LOAD CSV WITH HEADERS FROM ($file_path_root + $file_0) AS row
WITH row
WHERE NOT row.`_id` IN $idsToSkip AND NOT row.`_id` IS NULL
CALL {
  WITH row
  MERGE (n: `Person` { `_id`: row.`_id` })
  SET n.`_id` = row.`_id`
  SET n.`first_name` = row.`first_name`
  SET n.`last_name` = row.`last_name`
  SET n.`birth_year` = toInteger(trim(row.`birth_year`))
  SET n.`died` = toInteger(trim(row.`died`))
  SET n.`burial_data` = row.`burial_data`
  SET n.`birth_data` = row.`birth_data`
  SET n.`notes` = row.`notes`
} IN TRANSACTIONS OF 10000 ROWS;


// RELATIONSHIP load
// -----------------
//
// Load relationships in batches, one relationship type at a time. Relationships are created using a MERGE statement, meaning only one relationship of a given type will ever be created between a pair of nodes.
LOAD CSV WITH HEADERS FROM ($file_path_root + $file_0) AS row
WITH row 
CALL {
  WITH row
  MATCH (source: `Person` { `_id`: row.`_id` })
  MATCH (target: `Person` { `_id`: row.`mother` })
  MERGE (source)-[r: `mother`]->(target)
} IN TRANSACTIONS OF 10000 ROWS;

LOAD CSV WITH HEADERS FROM ($file_path_root + $file_0) AS row
WITH row 
CALL {
  WITH row
  MATCH (source: `Person` { `_id`: row.`_id` })
  MATCH (target: `Person` { `_id`: row.`father` })
  MERGE (source)-[r: `father`]->(target)
} IN TRANSACTIONS OF 10000 ROWS;

I then had all the people in my family loaded into a Neo4j graph database. But this is where my lack of experience with graph databases really came in.

Some Mistakes I Made #

I’ve been playing around and I think that having the notes as a parameter in the Person model was a bad choice.
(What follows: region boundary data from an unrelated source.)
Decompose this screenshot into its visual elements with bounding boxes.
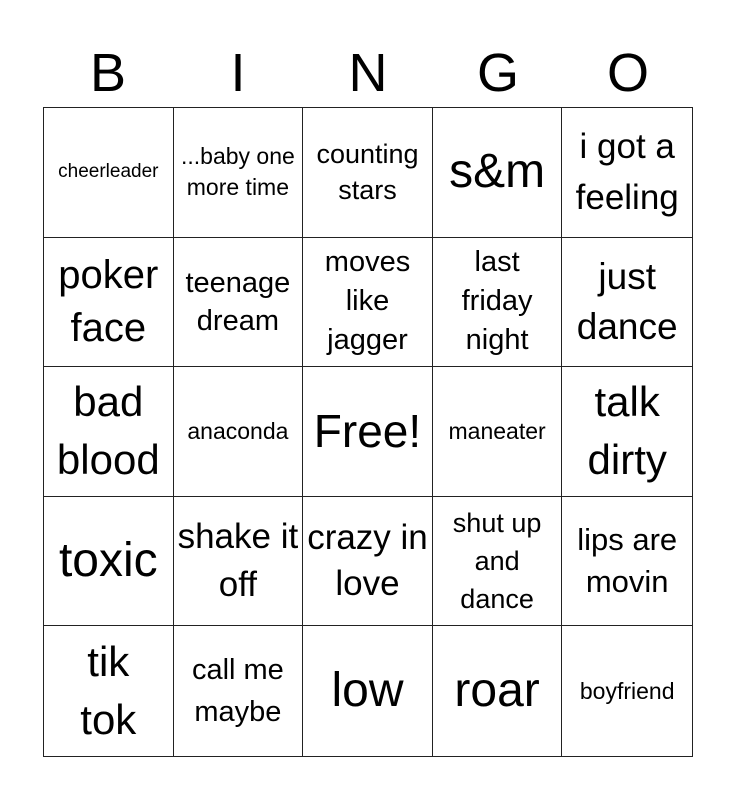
cell-text: ...baby one more time (180, 143, 295, 201)
cell-text: moves like jagger (324, 246, 411, 357)
bingo-cell[interactable]: cheerleader (44, 108, 174, 238)
header-letter-n: N (348, 43, 388, 103)
bingo-cell[interactable]: just dance (562, 238, 692, 368)
bingo-cell[interactable]: s&m (432, 108, 563, 238)
bingo-cell[interactable]: poker face (44, 237, 174, 368)
cell-text: i got a feeling (575, 127, 679, 218)
bingo-cell[interactable]: moves like jagger (303, 237, 433, 368)
cell-text: anaconda (187, 417, 289, 444)
cell-text: teenage dream (185, 266, 291, 337)
cell-text: just dance (576, 255, 678, 347)
bingo-cell[interactable]: i got a feeling (562, 108, 692, 238)
cell-text: shake it off (177, 517, 299, 605)
cell-text: cheerleader (58, 161, 159, 183)
cell-text: last friday night (461, 246, 533, 357)
bingo-cell[interactable]: toxic (44, 496, 174, 627)
cell-text: maneater (448, 417, 546, 444)
bingo-cell[interactable]: counting stars (303, 108, 433, 238)
header-letter-i: I (230, 43, 246, 103)
cell-text: shut up and dance (452, 508, 542, 615)
bingo-cell[interactable]: low (303, 626, 433, 756)
bingo-cell[interactable]: roar (433, 626, 563, 756)
bingo-cell[interactable]: talk dirty (562, 367, 692, 497)
cell-text: counting stars (316, 139, 419, 206)
bingo-cell[interactable]: boyfriend (562, 626, 692, 756)
bingo-cell[interactable]: shut up and dance (432, 496, 563, 627)
cell-text: call me maybe (191, 654, 284, 729)
bingo-cell[interactable]: shake it off (173, 496, 304, 627)
cell-text: s&m (449, 145, 546, 199)
cell-text: talk dirty (587, 378, 667, 484)
cell-text: low (331, 664, 404, 718)
cell-text: crazy in love (307, 518, 428, 604)
bingo-cell[interactable]: lips are movin (562, 497, 692, 627)
header-letter-o: O (606, 43, 649, 103)
bingo-cell[interactable]: tik tok (44, 626, 174, 756)
cell-text: toxic (58, 534, 158, 588)
cell-text: Free! (313, 405, 422, 458)
cell-text: boyfriend (579, 677, 675, 704)
cell-text: lips are movin (577, 522, 678, 600)
bingo-cell[interactable]: bad blood (44, 367, 174, 497)
bingo-cell[interactable]: teenage dream (173, 237, 304, 368)
bingo-cell[interactable]: anaconda (173, 367, 304, 497)
bingo-cell[interactable]: crazy in love (303, 496, 433, 627)
bingo-grid: cheerleader ...baby one more time counti… (43, 107, 693, 757)
bingo-header: B I N G O (43, 42, 693, 104)
bingo-cell[interactable]: Free! (303, 367, 433, 497)
header-letter-b: B (89, 43, 127, 103)
cell-text: poker face (58, 252, 159, 350)
bingo-cell[interactable]: ...baby one more time (173, 108, 304, 238)
cell-text: roar (454, 664, 540, 718)
cell-text: bad blood (56, 378, 160, 484)
header-letter-g: G (476, 43, 519, 103)
bingo-cell[interactable]: last friday night (432, 237, 563, 368)
bingo-cell[interactable]: call me maybe (174, 626, 304, 756)
cell-text: tik tok (80, 638, 137, 744)
bingo-cell[interactable]: maneater (432, 367, 563, 497)
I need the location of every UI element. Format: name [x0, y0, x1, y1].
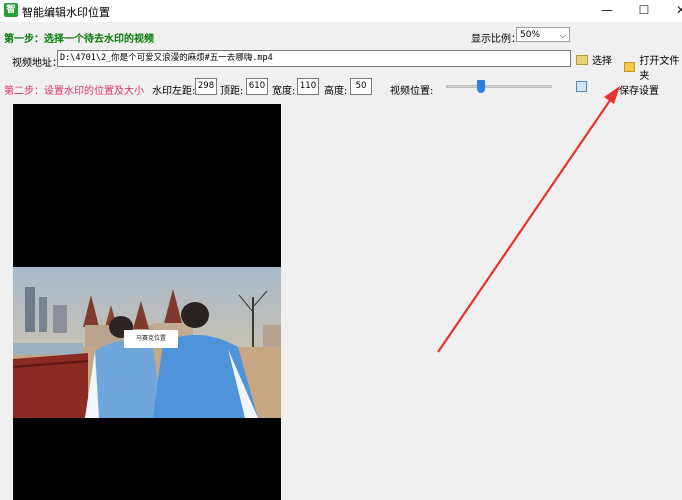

I should have made Notes it’s own model. Then I could include things like the Author, and connect the notes to multiple people. For example, sometimes at Ruth will have note on person X which just says “see note on person Y” - it would be much better to connect the same note to both people. Also, Aunt Ruth attributes various things to various people. That could be another thing. Another mistake I made was forgetting to extract the gender data in my original get_personal_data function. So while I’ve already had a lot of fun learning cypher and researching the data, I think I’m going to redo the data modeling in Part II.